5D’un autre côté, dans la majorité des tombes du IVe siècle av. n. è., la complexité extrême de leurs mobiliers et des accumulations d’éléments riches qui y ont été faites reflète une société très complexe, structurée à plusieurs niveaux et ayant plusieurs possibilités d’accès à-et d’accumulation de-la richesse. Il est probable, d’après certaines don- nées archéologiques que, dans le même temps, un petit segment social intermédiaire soit apparu, formé par des artisans et des commerçants enrichis (Santos Velasco 1989). C’est là un sujet que je ne fait que signaler, afin de pouvoir pousser plus loin le sujet central de cette communication.
6D’après ce qui a été exposé jusqu’ici, il semble justifié de proposer que la Phase Pleine, moment d’apogée de la culture ibérique, se fonde sur une structure sociale complexe, que nous pouvons déjà considérer comme une sociétés de classes. A nouveau, c’est le registre funéraire qui nous aide à compléter cette hypothèse.
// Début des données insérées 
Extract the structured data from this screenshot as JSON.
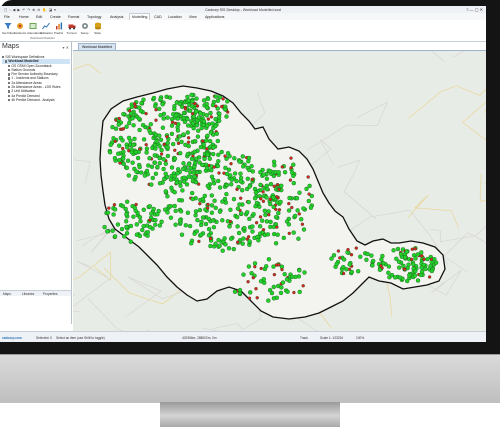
{
  "app": {
    "window_title": "Cadcorp SIS Desktop - Workload Modelled.swd",
    "qat_icons": "▢ ▫ ◀ ▶ ↶ ↷ ⊕ ⊖ ✋ ◪ ▾",
    "window_controls": "?  —  ▢  ✕"
  },
  "menu": {
    "tabs": [
      "File",
      "Home",
      "Edit",
      "Create",
      "Format",
      "Topology",
      "Analysis",
      "Modelling",
      "CAD",
      "Location",
      "View",
      "Applications"
    ],
    "active_tab": "Modelling"
  },
  "ribbon": {
    "buttons": [
      {
        "label": "Set Filters",
        "icon": "filter-icon"
      },
      {
        "label": "Incidents",
        "icon": "incidents-icon"
      },
      {
        "label": "Attendance",
        "icon": "attendance-icon"
      },
      {
        "label": "Utilisation",
        "icon": "utilisation-icon"
      },
      {
        "label": "Predict",
        "icon": "predict-icon"
      },
      {
        "label": "Turnout",
        "icon": "turnout-icon"
      },
      {
        "label": "Setup",
        "icon": "setup-icon"
      },
      {
        "label": "Stats",
        "icon": "stats-icon"
      }
    ],
    "group_label": "Workload Modeller"
  },
  "left_panel": {
    "title": "Maps",
    "header_buttons": "▾ ✕",
    "tree": [
      "SIS Workspace Definitions",
      "Workload Modelled",
      "OS OSMI Open Zoomstack",
      "Station Grounds",
      "Fire Service Authority Boundary",
      "1 - Incidents and Stations",
      "2a Attendance Areas",
      "2b Attendance Areas - LDS Rules",
      "3 Unit Utilisation",
      "4a Predict Demand",
      "4b Predict Demand - Analysis"
    ],
    "selected_index": 1,
    "bottom_tabs": [
      "Maps",
      "Libraries",
      "Properties"
    ]
  },
  "document": {
    "tab_label": "Workload Modelled"
  },
  "map": {
    "boundary_color": "#111111",
    "green_marker_color": "#22d12a",
    "red_marker_color": "#d92323",
    "land_color": "#f3f3f0",
    "outside_color": "#e8ece6"
  },
  "status": {
    "url": "cadcorp.com",
    "selected": "Selected: 0",
    "hint": "Select an item (use Shift to toggle)",
    "coords": "402966m, 288002m, 0m",
    "track": "Track",
    "scale": "Scale 1: 133234",
    "percent": "100%"
  }
}
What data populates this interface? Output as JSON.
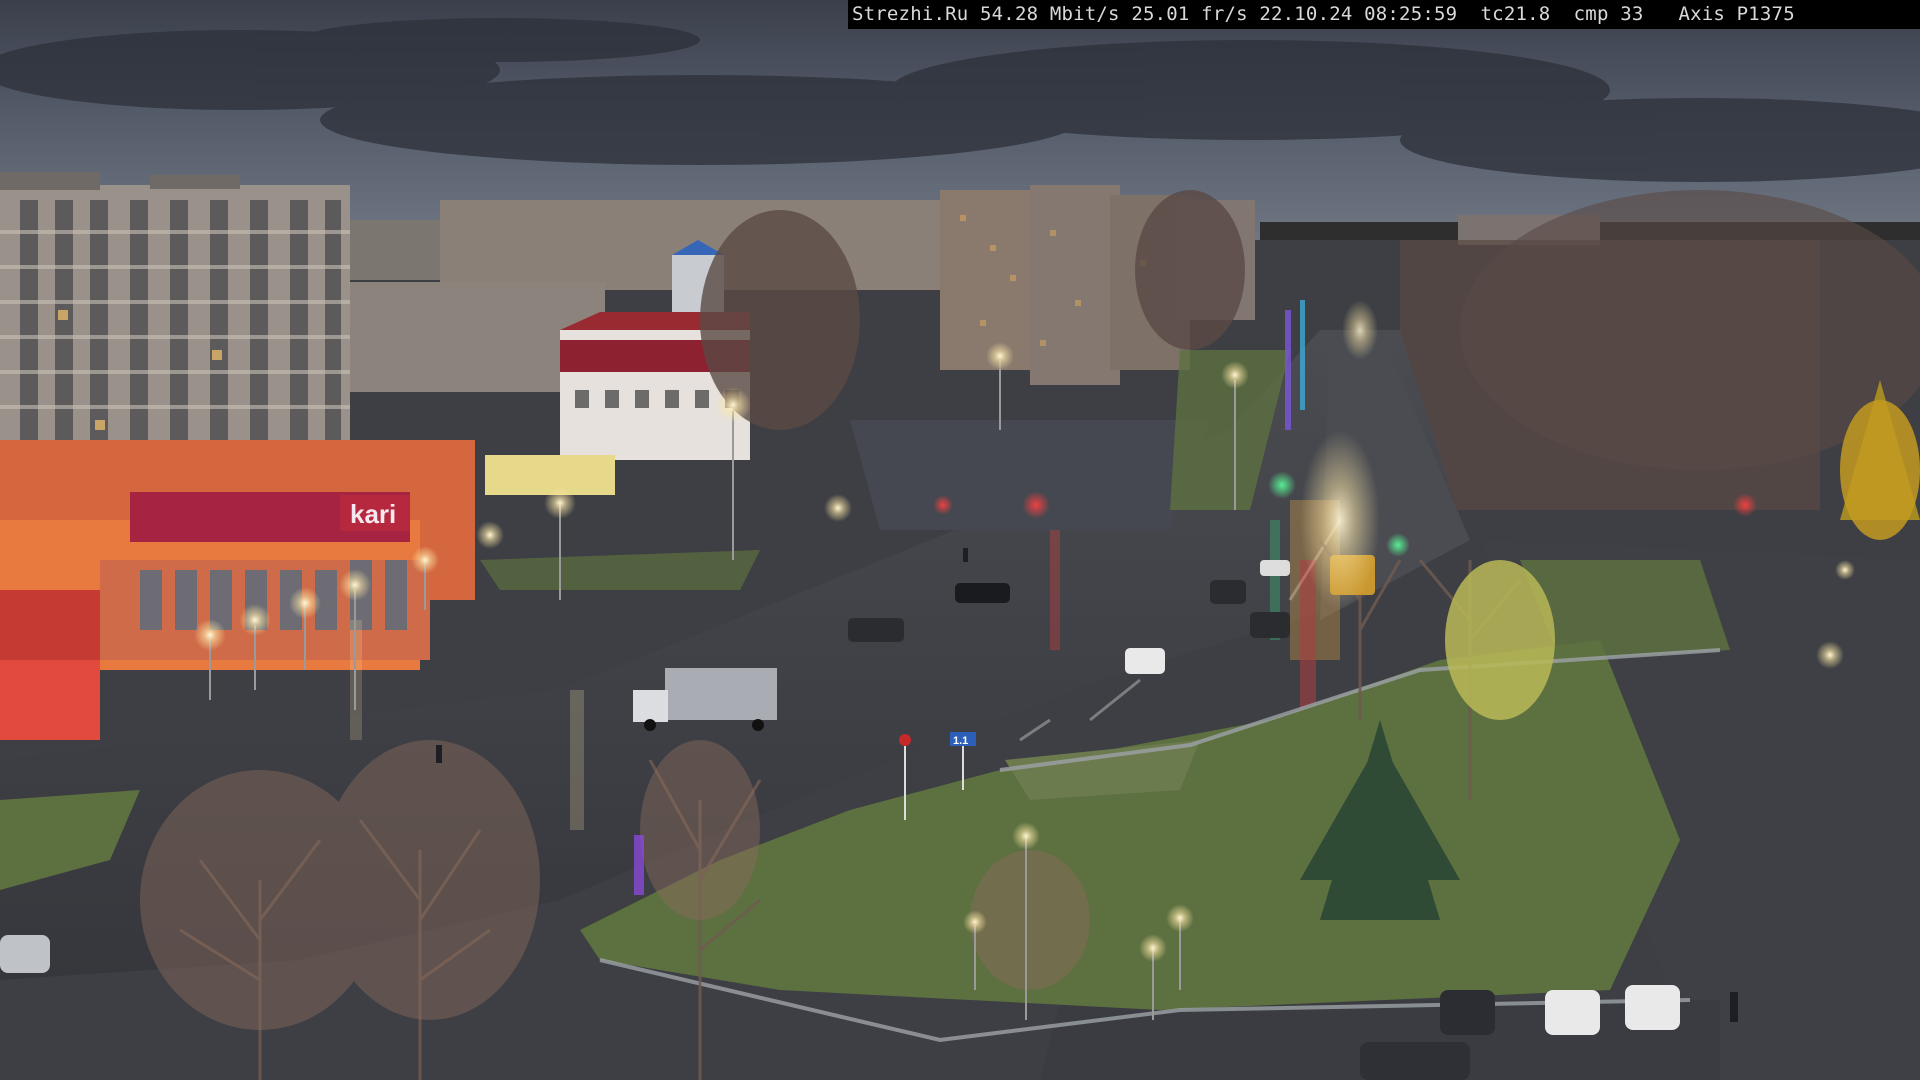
{
  "overlay": {
    "site": "Strezhi.Ru",
    "bitrate": "54.28 Mbit/s",
    "framerate": "25.01 fr/s",
    "date": "22.10.24",
    "time": "08:25:59",
    "tc": "tc21.8",
    "cmp": "cmp 33",
    "camera": "Axis P1375"
  },
  "signs": {
    "shop_logo": "kari",
    "road_sign": "1.1"
  }
}
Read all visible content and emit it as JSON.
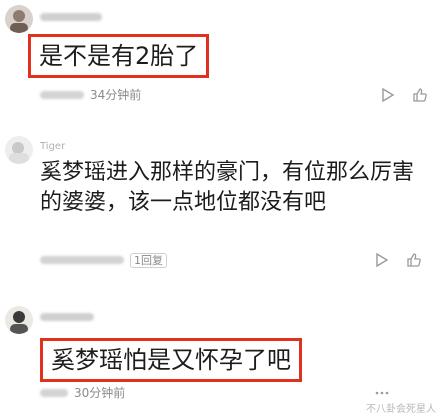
{
  "comments": [
    {
      "text": "是不是有2胎了",
      "time": "34分钟前",
      "highlighted": true
    },
    {
      "username": "Tiger",
      "text_line1": "奚梦瑶进入那样的豪门，有位那么厉害",
      "text_line2": "的婆婆，该一点地位都没有吧",
      "reply_count": "1回复",
      "highlighted": false
    },
    {
      "text": "奚梦瑶怕是又怀孕了吧",
      "time": "30分钟前",
      "highlighted": true
    }
  ],
  "icons": [
    "play-icon",
    "like-icon",
    "more-icon"
  ],
  "watermark": "不八卦会死星人",
  "colors": {
    "highlight_border": "#e0301e",
    "meta_text": "#8a8a8a"
  }
}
Qui enterre-t-on dans les nécropoles? Le développement d’une société de lignée gentilice
7Le fait que toute la population n’est pas représentée dans les nécropoles ibériques est accepté unanimement par toute la recherche espagnole. Néanmoins, il est encore trop tôt pour décider si ceux qui ont eu le droit d’utiliser cet espace sacré ne sont autre chose que les propriétaires, comme le suggèrent certains auteurs (Placido et al. 1991, 192): entre autres raisons-et ce sont les mêmes auteurs qui le signalent-parce que nous ignorons quel genre de propriété pouvait exister parmi ces peuples. Quoi qu’il en soit, bien que nous ne sachions pas avec exactitude quels individus constituaient ces groupes enterrés dans les nécropoles que nous connaissons, nous trouvons dans ce fait même la première grande différenciation sociale qui s’établit au sein des communautés ibériques: d’un côté les groupes dominants et leurs attachés, des clients peut-être, qui ont le droit d’utiliser cet espace sacré; d’un autre côté, les groupes dépendants ou dominés, qui ne laissent pas de traces dans le registre archéologique funéraire. Si telle est en effet la situation, nous serions devant la première évidence que le monde ibérique se structure comme une société de classes, car s’il s’agissait d’une société de "pré-classes", les exclusions auraient été établies par groupes d’âge et de sexe, ce qui n’est pas notre cas d’après les résultats des analyses anthropologiques réalisées dans trois de nos nécropoles.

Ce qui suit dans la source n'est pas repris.